In this notebook, I plan to experiment with some mystical features from EDA & NLP on the Spooky Author dataset, and obtain the magic formula for the most bewitched XGBoost ever seen!

1. **Exploratory Data Analysis (EDA)** - Thorough data analysis and visualizations to better understand the writings of the three different authors: Edgar Allan Poe (EAP), HP Lovecraft (HPL), and Mary Wollstonecraft Shelley (MWS).

2. **Natural Language Processing (NLP) ** - Leverage NLTK (Natural Language Toolkit) for doing some awesome text processing methods such as tokenizations, lemmatization, stemming, bag-of-words and get to the bottom of all the misteries!

3. **Mystical feature engineering**

4. **A bewitched XGBoost**
---

In [None]:
import base64
import numpy as np
import pandas as pd
import plotly.graph_objs as go
import plotly.tools as tls
from collections import Counter
from scipy.misc import imread
import xgboost as xgb
import seaborn as sns
import nltk
import string
from sklearn.feature_extraction.text import TfidfVectorizer, CountVectorizer
from sklearn.decomposition import NMF, LatentDirichletAllocation, TruncatedSVD
from sklearn import ensemble, metrics, model_selection, naive_bayes
from matplotlib import pyplot as plt
%matplotlib inline

import plotly.offline as py
py.init_notebook_mode(connected=True)

color = sns.color_palette()

pd.options.mode.chained_assignment = None

Now...let us take a glimpse right into the soul of this spooky dataset!

In [None]:
# Read training data with Pandas
df_train = pd.read_csv("../input/train.csv")
df_test = pd.read_csv("../input/test.csv")
print("Number of rows in train dataset : ",df_train.shape[0])
print("Number of rows in test dataset : ",df_test.shape[0])

# 1. Exploratory Data Analysis (EDA)

Let us understand some basic facts about the three authors: Edgar Allan Poe (EAP), HP Lovecraft (HPL), and Mary Wollstonecraft Shelley (MWS).

In [None]:
df_train.head()

In [None]:
df_train.describe()

In [None]:
df_train['text_len']=df_train["text"].apply(lambda x: len(str(x)))

plt.figure(figsize=(14,8))
sns.violinplot(x="text_len", y="author", data=df_train, scale="width")
plt.ylabel('Author Name', fontsize=14)
plt.xlabel('Text Length', fontsize=14)
plt.show()

The above plot doesn't look so good because there are some really long blocks of text by Mary Shelley, that also contain a lot of stop words.
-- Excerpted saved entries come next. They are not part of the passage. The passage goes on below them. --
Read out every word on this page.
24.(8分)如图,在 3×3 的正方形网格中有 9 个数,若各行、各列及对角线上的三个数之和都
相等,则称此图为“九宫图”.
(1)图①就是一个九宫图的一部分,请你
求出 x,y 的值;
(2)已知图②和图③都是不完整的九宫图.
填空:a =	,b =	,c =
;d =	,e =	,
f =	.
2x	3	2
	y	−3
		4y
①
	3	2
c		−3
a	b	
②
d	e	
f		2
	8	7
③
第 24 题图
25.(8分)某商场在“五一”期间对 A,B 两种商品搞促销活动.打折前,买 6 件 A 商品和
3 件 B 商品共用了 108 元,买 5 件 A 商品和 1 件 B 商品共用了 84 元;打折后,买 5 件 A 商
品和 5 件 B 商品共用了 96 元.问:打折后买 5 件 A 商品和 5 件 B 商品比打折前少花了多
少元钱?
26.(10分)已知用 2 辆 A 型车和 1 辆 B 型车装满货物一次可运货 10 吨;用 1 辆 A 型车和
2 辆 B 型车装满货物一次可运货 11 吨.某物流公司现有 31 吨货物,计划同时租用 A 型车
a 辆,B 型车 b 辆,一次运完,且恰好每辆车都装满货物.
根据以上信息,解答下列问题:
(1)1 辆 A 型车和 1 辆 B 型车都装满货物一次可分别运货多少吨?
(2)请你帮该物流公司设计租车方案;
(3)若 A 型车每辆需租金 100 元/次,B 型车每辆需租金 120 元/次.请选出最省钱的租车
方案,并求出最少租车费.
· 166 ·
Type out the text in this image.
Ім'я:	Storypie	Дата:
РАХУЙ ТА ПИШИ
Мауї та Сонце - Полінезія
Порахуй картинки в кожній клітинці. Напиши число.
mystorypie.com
We can filter out these cases and see that the majority of texts from the training data are clustered around 100 characters.
In this case, on average, Edgar Allan Poe's texts are the shortest, while HP Lovecraft's are the longest.

In [None]:
plt.figure(figsize=(14,8))
sns.violinplot(x="text_len", y="author", data=df_train[df_train["text_len"] < 400], scale="width")
plt.ylabel('Author Name', fontsize=14)
plt.xlabel('Text Length', fontsize=14)
plt.show()

In [None]:
auth_cnt = df_train['author'].value_counts()
auth_cnt.values

plt.figure(figsize=(14,8))
sns.barplot(auth_cnt.index, auth_cnt.values)
plt.ylabel('Number of Occurrences', fontsize=14)
plt.xlabel('Author Name', fontsize=14)
plt.show()

## Stopword Removal

As alluded to above stopwords are generally words that appear so commonly and at such a high frequency in the corpus that they don't actually contribute much to the learning or predictive process as a learning model would fail to distinguish it from other texts. Stopwordsinclude terms such as "to" or "the" and therefore, it would be to our benefit to remove them during the pre-processing phase. Conveniently, NLTK comes with a predefined list of 153 english stopwords.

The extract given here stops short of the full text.